Some of the equipment in this room amused me. It looks very basic and unsophisticated, like a rustic's notion of a hospital, but each piece was actually quite well-designed for its task. One piece, for example, for assisting with balance, is basically a platform with a V-shaped bottom. The doctor stands on the platform, helping the baby stand, and then rocks the platform back and forth. In a western hospital this would be an expensive piece of electrical equipment, likely computer controlled, but in the end would do exactly the same thing -- just for a thousand times (literally) the price. Sometimes the technology fetish of the west amuses me.

Anyway, back to Lucas' day.

This is his lunchtime. Normally he's taken back to his bed in the hospital and is fed, but today was special. We dragged him out of the hospital and into a restaurant with Joan's mother and the visiting friends. After that we returned to the hospital for the manual torture massage therapy. Again Joan insists that he usually fights the doctor and screams loudly, and to give her credit the other babies in the room (six tables, four were active) were certainly lending credence to this report. Whatever the reason, though, Lucas today just slept through it. I mean that literally. He slept through 30 minutes or so of the 45-minute massage.

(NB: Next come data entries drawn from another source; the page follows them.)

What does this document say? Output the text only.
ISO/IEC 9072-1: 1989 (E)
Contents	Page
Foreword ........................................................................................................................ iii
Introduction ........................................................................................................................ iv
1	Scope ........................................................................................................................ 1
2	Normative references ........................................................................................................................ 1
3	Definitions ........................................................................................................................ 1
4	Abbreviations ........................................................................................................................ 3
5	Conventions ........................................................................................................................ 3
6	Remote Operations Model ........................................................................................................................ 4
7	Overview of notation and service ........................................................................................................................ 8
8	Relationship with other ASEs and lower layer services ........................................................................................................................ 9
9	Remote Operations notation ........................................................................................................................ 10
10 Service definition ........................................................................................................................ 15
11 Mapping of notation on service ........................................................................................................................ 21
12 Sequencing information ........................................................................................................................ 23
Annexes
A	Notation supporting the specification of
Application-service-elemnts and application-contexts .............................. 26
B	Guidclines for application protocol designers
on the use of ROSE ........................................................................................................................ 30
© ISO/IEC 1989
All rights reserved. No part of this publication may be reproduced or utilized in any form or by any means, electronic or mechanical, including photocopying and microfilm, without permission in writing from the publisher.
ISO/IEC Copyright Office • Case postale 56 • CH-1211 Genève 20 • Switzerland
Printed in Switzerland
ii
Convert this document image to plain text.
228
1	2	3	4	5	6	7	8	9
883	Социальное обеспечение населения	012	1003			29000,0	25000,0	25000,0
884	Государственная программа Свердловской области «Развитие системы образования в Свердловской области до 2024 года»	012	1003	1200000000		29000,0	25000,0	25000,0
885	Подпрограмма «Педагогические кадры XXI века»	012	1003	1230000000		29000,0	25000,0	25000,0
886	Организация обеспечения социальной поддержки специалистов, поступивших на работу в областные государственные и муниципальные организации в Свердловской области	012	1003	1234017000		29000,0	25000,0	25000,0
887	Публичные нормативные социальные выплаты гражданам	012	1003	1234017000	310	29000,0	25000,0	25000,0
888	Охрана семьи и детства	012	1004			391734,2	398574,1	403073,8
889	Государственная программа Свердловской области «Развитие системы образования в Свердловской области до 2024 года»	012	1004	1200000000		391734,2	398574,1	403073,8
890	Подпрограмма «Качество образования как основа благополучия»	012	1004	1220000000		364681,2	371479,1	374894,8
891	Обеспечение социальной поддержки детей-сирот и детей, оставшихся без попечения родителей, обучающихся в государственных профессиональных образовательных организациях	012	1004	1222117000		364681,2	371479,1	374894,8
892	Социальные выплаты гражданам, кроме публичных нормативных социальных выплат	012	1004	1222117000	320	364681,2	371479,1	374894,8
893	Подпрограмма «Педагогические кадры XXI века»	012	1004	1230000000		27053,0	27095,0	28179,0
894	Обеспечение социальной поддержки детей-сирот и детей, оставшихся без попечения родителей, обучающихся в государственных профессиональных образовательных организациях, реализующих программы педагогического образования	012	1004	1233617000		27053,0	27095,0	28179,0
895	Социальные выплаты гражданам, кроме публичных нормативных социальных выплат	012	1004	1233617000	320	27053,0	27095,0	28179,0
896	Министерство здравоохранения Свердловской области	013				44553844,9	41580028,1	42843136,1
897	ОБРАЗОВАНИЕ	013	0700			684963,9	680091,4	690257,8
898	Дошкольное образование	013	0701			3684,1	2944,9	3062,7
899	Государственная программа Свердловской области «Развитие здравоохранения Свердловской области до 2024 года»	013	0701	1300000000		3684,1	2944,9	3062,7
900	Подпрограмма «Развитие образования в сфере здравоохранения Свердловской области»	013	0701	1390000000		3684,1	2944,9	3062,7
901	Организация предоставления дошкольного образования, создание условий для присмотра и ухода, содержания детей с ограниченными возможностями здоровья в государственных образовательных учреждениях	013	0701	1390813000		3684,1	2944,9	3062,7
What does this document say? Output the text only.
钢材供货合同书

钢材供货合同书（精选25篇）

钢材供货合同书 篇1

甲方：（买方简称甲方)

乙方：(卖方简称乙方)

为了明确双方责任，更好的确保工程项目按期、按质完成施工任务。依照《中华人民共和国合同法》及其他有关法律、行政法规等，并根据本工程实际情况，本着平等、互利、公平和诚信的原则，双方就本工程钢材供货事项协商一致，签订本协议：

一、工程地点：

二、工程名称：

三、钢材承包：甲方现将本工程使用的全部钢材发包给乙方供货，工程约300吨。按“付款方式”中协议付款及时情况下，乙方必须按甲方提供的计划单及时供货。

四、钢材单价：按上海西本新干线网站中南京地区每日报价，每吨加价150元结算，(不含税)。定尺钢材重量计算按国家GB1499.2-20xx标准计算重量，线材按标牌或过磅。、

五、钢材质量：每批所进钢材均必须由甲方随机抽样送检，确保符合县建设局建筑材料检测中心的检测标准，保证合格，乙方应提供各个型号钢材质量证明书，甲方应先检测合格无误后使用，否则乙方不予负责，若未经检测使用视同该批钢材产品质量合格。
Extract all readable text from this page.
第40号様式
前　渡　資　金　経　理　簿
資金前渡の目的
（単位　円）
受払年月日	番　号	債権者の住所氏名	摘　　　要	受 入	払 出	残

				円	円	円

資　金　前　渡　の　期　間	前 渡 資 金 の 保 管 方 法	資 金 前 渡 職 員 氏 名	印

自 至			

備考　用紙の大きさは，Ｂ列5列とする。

The doctor was very good. Very strong, but very skillful, fingers worked over my boy quickly, precisely, firmly and yet gently. (I wish I could find a masseuse like that for my back!) Lucas woke up toward the end, when the massage moved up to his head, and he started a low-grade whining when the masseuse started working on his head around his face. Otherwise, however, he was having more fun playing with Joan and me than he was having annoyance at the massage. This despite the fact that all around him were babies screaming at the top of their lungs as they were manipulated up and down the entire length of their bodies.

Then it was time to come home again, Lucas cheerful, practically bubbling and me silently bursting with pride when I mentally compared his behaviour with that of the other babies I saw. (That same comparison, incidentally, is why I so confidently assert that his problem is not a serious one.) I also left with considerably more respect for Chinese hospital treatment than I went in with. Chinese hospitals are still a little weak on germ theory, it seems, but surgery and now physiotherapy they're both top-notch at in my opinion.